The Center for Medicare and Medicaid Services found that the taxpayer-funded insurance program spent $36 million on “male vacuum erection systems” last year –- up from $7.2 million in 2000, the news service reported. In 2010, Medicare paid for nearly 98,000 of the devices.

The pumps are an alternative to medications to help with erectile dysfunction (ED), a problem that becomes more common with age. Researchers estimate that up to half of men over 60 experience ED. The devices work like this: a tube is placed over the penis and a pump is used to remove the air from it, creating a vacuum that draws blood into the penis, according to the Mayo Clinic. A tension ring is used to support the erection, and then the pump is removed.

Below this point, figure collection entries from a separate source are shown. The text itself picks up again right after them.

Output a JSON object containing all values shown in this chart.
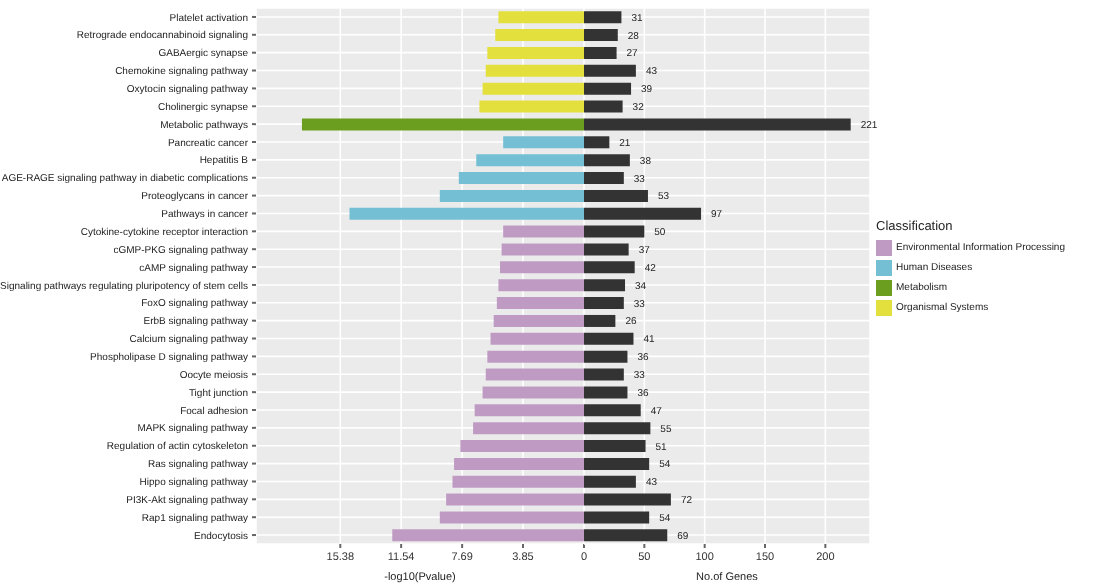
{
  "chart_data": [
    {
      "type": "bar",
      "orientation": "horizontal",
      "stacked": true,
      "xlabel": "-log10(Pvalue)",
      "legend_title": "Classification",
      "legend": "right",
      "grid": true,
      "categories": [
        "Platelet activation",
        "Retrograde endocannabinoid signaling",
        "GABAergic synapse",
        "Chemokine signaling pathway",
        "Oxytocin signaling pathway",
        "Cholinergic synapse",
        "Metabolic pathways",
        "Pancreatic cancer",
        "Hepatitis B",
        "AGE-RAGE signaling pathway in diabetic complications",
        "Proteoglycans in cancer",
        "Pathways in cancer",
        "Cytokine-cytokine receptor interaction",
        "cGMP-PKG signaling pathway",
        "cAMP signaling pathway",
        "Signaling pathways regulating pluripotency of stem cells",
        "FoxO signaling pathway",
        "ErbB signaling pathway",
        "Calcium signaling pathway",
        "Phospholipase D signaling pathway",
        "Oocyte meiosis",
        "Tight junction",
        "Focal adhesion",
        "MAPK signaling pathway",
        "Regulation of actin cytoskeleton",
        "Ras signaling pathway",
        "Hippo signaling pathway",
        "PI3K-Akt signaling pathway",
        "Rap1 signaling pathway",
        "Endocytosis"
      ],
      "series": [
        {
          "name": "Environmental Information Processing",
          "color": "#bf9bc4",
          "values": [
            null,
            null,
            null,
            null,
            null,
            null,
            null,
            null,
            null,
            null,
            null,
            null,
            5.1,
            5.2,
            5.3,
            5.4,
            5.5,
            5.7,
            5.9,
            6.1,
            6.2,
            6.4,
            6.9,
            7.0,
            7.8,
            8.2,
            8.3,
            8.7,
            9.1,
            12.1
          ]
        },
        {
          "name": "Human Diseases",
          "color": "#74bfd4",
          "values": [
            null,
            null,
            null,
            null,
            null,
            null,
            null,
            5.1,
            6.8,
            7.9,
            9.1,
            14.8,
            null,
            null,
            null,
            null,
            null,
            null,
            null,
            null,
            null,
            null,
            null,
            null,
            null,
            null,
            null,
            null,
            null,
            null
          ]
        },
        {
          "name": "Metabolism",
          "color": "#6b9e1e",
          "values": [
            null,
            null,
            null,
            null,
            null,
            null,
            17.8,
            null,
            null,
            null,
            null,
            null,
            null,
            null,
            null,
            null,
            null,
            null,
            null,
            null,
            null,
            null,
            null,
            null,
            null,
            null,
            null,
            null,
            null,
            null
          ]
        },
        {
          "name": "Organismal Systems",
          "color": "#e3df3c",
          "values": [
            5.4,
            5.6,
            6.1,
            6.2,
            6.4,
            6.6,
            null,
            null,
            null,
            null,
            null,
            null,
            null,
            null,
            null,
            null,
            null,
            null,
            null,
            null,
            null,
            null,
            null,
            null,
            null,
            null,
            null,
            null,
            null,
            null
          ]
        }
      ],
      "xlim": [
        20.7,
        0
      ],
      "xticks": [
        15.38,
        11.54,
        7.69,
        3.85,
        0
      ]
    },
    {
      "type": "bar",
      "orientation": "horizontal",
      "xlabel": "No.of Genes",
      "grid": true,
      "tick_labels": "x",
      "data_labels": true,
      "color": "#333333",
      "categories": [
        null,
        null,
        null,
        null,
        null,
        null,
        null,
        null,
        null,
        null,
        null,
        null,
        null,
        null,
        null,
        null,
        null,
        null,
        null,
        null,
        null,
        null,
        null,
        null,
        null,
        null,
        null,
        null,
        null,
        null
      ],
      "values": [
        31,
        28,
        27,
        43,
        39,
        32,
        221,
        21,
        38,
        33,
        53,
        97,
        50,
        37,
        42,
        34,
        33,
        26,
        41,
        36,
        33,
        36,
        47,
        55,
        51,
        54,
        43,
        72,
        54,
        69
      ],
      "xlim": [
        0,
        237
      ],
      "xticks": [
        50,
        100,
        150,
        200
      ]
    }
  ]
}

In one of the largest recent frauds, an Illinois man, Gary Winner of Planned Eldercare, was sentenced to more than three years in prison in February for shipping penis pumps to diabetes patients who did not order them. Winner purchased them for $26 a pop from online sex shops and repackaged them as “erectile pumps” that assisted in bladder control and other issues, according to prosecutors. He billed Medicare $284 each for the devices, part of a larger fraud that cost the insurance plan $2.2 million over four years, prosecutors said.

Separately, a report last month by the Office of the Inspector General of the Department of Health and Human Services recommended that Pos-T-Vac Medical, a Kansas company, refund the federal government $4.2 million. The report found the company failed to comply with Medicare document requirements for half of the sampled claims. Officials at Pos-T-Vac Medical told The Washington Times they disagreed with the government’s claims.

The penis pump fiasco is the latest in a wave of recent Medicare fraud cases since 2009, when HHS began collaborating with the Attorney General’s office to create special strike forces in fraud hot spots. For example, in the biggest financial bust in Medicare history, authorities in May charged 107 doctors, nurses and social workers in seven cities with scams that allegedly billed the insurance program $452 million.